Photo Copyright: Maggie May
How could anyone ever describe pain? It is even harder to imagine someone else's pain. It is a personal experience and surely everyones' experience of it must be different. There are different types of pain. Niggling pain, nagging pain, hot, searing pain, stabbing pain, dull, aching pain, cramping pain....... the list is endless.
My pain over the last few weeks has been almost unmentionable and almost unbearable. I put much of it down to arthritis and sciatica and ageing aches and pains. However, it soon became apparent that that there was something very bad going on as well as these other things.
Imagine having a knife rammed somewhere where the sun don't shine! Yes...... not nice. On the right side of the knife the blade is jagged and catches with every movement. A pain that makes you feel that you are being tortured nonstop.
This was the only way I could describe the pain that was coming from the tumour on the coccyx (tail bone.) There isn't much room down there anyway. Imagine having to go to the toilet and the pain that that caused me.
If you find this imaginary exercise too unsavoury, then I'm sorry but that is the only way I could describe it.
I was dreading my daughter coming to see me in this state, let alone my grandsons.
However, by the time they arrived, a few days ago, they found me rolling about like a wild animal and yelping, moaning and pleading for help.
My husband and son and my granddaughters were looking on in horror and every one thought I was not going to be here too long.
I have been backwards and forwards to different departments of different hospitals for a few weeks now and all I knew was, that I had to wait until August 11th for my radiation details to be calculated and put into the machine. This is a very delicate operation and cannot be rushed. If mistakes are made with this treatment then it couldn't be rectified later. I knew this and understood it. Every day seemed like a week, though and I was becoming convinced that I wasn't going to make it long enough to get my radiation. It seemed too far away and I knew I couldn't hang on with this pain much longer.
How much pain could anyone bear?
My daughter knew that there were certain drugs intended for the treatment of particular conditions that could beat this type of pain. It had been found out by accident over the years, so she rang up the
Macmillan nurses to ask about it.
They got in touch with St Peter's Hospice which is an organisation that most people know to be a charity who help people with painful, life threatening diseases and they have charity shops all over England to support all their good work.
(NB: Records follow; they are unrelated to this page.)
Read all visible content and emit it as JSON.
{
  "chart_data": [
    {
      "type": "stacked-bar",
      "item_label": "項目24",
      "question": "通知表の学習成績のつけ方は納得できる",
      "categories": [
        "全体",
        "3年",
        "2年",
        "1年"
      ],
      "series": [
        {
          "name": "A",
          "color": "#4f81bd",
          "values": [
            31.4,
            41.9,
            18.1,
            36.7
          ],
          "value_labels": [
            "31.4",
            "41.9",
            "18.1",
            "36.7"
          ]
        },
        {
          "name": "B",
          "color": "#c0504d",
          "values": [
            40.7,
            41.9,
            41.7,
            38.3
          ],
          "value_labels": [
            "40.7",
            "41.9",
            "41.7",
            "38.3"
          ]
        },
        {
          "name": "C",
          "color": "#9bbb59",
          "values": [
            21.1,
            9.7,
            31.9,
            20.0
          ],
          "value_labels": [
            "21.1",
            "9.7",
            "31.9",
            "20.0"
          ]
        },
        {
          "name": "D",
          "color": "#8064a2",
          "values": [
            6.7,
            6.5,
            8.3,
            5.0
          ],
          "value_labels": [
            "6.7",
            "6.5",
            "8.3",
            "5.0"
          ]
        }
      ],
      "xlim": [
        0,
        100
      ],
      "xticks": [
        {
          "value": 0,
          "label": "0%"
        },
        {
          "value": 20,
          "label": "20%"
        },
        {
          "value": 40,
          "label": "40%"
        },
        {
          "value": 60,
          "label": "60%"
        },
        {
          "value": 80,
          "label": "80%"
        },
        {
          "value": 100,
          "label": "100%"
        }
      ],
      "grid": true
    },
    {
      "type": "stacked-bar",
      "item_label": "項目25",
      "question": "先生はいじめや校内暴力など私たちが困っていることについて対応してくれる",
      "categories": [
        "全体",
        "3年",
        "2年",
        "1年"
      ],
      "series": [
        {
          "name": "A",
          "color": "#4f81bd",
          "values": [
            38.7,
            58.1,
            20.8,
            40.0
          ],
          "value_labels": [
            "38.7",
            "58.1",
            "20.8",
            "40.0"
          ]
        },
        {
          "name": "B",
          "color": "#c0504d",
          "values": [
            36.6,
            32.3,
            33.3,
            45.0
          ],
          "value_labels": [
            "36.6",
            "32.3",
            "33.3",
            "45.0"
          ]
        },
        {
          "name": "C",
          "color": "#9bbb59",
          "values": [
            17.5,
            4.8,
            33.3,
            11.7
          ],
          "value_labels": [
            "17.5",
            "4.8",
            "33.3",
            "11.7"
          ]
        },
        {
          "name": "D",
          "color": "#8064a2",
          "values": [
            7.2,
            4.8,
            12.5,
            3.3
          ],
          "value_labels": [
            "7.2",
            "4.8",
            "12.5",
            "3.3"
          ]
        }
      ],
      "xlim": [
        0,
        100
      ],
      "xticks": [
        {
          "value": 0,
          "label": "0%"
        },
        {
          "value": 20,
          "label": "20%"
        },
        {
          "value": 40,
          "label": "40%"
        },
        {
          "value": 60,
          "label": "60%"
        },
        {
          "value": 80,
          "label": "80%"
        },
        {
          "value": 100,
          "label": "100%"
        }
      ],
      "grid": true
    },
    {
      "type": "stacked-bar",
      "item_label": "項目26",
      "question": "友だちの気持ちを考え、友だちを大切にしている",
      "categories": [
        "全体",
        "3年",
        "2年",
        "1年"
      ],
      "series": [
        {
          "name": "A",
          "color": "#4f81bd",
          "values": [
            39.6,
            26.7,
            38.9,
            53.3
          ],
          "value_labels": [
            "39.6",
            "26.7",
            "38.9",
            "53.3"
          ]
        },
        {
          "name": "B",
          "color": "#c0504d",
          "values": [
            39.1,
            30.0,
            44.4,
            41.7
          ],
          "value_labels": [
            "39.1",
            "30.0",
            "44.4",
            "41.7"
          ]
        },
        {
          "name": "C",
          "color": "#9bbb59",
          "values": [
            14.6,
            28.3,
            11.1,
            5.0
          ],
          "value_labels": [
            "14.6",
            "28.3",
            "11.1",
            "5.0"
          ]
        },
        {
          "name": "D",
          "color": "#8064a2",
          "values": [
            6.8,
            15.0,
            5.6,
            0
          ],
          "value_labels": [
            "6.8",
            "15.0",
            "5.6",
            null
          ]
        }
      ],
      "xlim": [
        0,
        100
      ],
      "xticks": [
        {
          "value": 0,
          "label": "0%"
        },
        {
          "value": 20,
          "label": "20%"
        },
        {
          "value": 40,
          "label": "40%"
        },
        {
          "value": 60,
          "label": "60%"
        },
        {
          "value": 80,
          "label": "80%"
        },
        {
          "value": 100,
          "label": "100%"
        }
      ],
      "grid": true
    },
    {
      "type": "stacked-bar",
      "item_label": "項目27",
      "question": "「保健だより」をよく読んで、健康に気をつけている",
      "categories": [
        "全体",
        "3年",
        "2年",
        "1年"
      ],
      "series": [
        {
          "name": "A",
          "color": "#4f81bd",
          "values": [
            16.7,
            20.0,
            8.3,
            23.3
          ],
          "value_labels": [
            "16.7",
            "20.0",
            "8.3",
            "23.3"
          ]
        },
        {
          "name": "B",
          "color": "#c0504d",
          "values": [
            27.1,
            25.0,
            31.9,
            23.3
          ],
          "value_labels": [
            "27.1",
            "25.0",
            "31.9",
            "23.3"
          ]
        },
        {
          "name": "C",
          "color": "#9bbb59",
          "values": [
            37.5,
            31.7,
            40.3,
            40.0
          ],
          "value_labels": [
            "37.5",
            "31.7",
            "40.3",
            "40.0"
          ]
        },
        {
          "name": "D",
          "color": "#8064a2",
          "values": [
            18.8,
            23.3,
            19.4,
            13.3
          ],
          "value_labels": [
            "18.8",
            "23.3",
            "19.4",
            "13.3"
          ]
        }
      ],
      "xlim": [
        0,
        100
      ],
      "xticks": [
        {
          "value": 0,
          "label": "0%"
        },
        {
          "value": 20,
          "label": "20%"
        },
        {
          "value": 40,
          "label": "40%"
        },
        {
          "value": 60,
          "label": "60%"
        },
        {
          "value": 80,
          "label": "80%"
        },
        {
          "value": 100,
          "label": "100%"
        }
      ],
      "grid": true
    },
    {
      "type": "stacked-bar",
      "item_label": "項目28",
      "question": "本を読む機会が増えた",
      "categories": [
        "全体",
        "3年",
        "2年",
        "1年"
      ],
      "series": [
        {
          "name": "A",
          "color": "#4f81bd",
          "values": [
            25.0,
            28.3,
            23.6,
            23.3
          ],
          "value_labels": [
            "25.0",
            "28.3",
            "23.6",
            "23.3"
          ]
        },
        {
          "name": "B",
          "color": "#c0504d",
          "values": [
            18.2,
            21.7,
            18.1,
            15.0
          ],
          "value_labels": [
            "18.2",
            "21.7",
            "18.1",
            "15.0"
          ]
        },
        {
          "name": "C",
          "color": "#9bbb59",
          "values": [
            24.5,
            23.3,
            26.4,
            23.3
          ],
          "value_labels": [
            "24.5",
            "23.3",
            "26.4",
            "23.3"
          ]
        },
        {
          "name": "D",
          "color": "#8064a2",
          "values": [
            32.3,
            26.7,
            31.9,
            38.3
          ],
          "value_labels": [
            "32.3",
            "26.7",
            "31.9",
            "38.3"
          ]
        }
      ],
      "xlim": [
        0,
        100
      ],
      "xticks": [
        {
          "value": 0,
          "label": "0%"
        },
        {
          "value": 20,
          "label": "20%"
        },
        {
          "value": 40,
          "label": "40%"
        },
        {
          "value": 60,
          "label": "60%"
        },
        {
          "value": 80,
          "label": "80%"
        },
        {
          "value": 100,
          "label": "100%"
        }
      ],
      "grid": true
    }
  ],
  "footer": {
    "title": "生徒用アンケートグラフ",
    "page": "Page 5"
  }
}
They have hospices, where cancer patients can go for respite care and stressed relatives can receive advice and support, too. One of the great things about these nurses is that they have expert knowledge of drugs that can help people stifle the symptoms of cancer. Lets face it...... once we know we have this illness and have got the necessary treatment, we don't need to keep having to experience the pain dragging on and on relentlessly and dripping like a constant tap. Eventually pain can consume all our thinking and feeling and engulf our whole personality so that we have no energy left for anything else.
It was because of the precise description of my pain, that the nurse who came to visit me in my own home, was able to immediately recommend a very low dose of a drug for depression. The wonder drug for me turned out to be Amitriptyline. This drug can affect the messages of nerves to and from the brain to certain sites in the body that produce pain.
My doctor was asked to write out a prescription for 10mg. to be taken every night. This tiny tablet that leaves my mouth feeling like its full of cotton wool every morning, has given me a good nights sleep for the three nights that I've been taking it and I have managed to cut down on many other of my pain killers, including morphine, which I was really scared about taking.
If this hadn't worked, they were going to try a drug that prevents epilepsy. Apparently this drug can cut out this kind of pain message to the brain too.
Isn't it marvellous what these drugs can do? I haven't much patience with people who would love to go back to the *good old days*. They wouldn't have been very good for me.
It must be because of other peoples' pain that doctors found out by trial and error that sometimes the most unlikely drug could help with other types of conditions. So maybe my horrible description of my type of pain might help someone else in the future to get help.
Please, if you know anyone battling with severe pain, ask them to get some kind of advice from a specialist in pain relief and ask if they could try some of these unlikely drugs.
Ordinary GPs do not know enough about this complicated pain relief. Out of three of my doctors, only one told me this drug might help and one said it definitely would not.
I can now move forward and am within sight of my radiation date and know it is going to really happen now and in the meantime, my quality of life has improved tremendously.
We must always get a second opinion and I cannot ever thank my daughter enough for urging me to try this drug and for leaving a desperate message on their answer phone.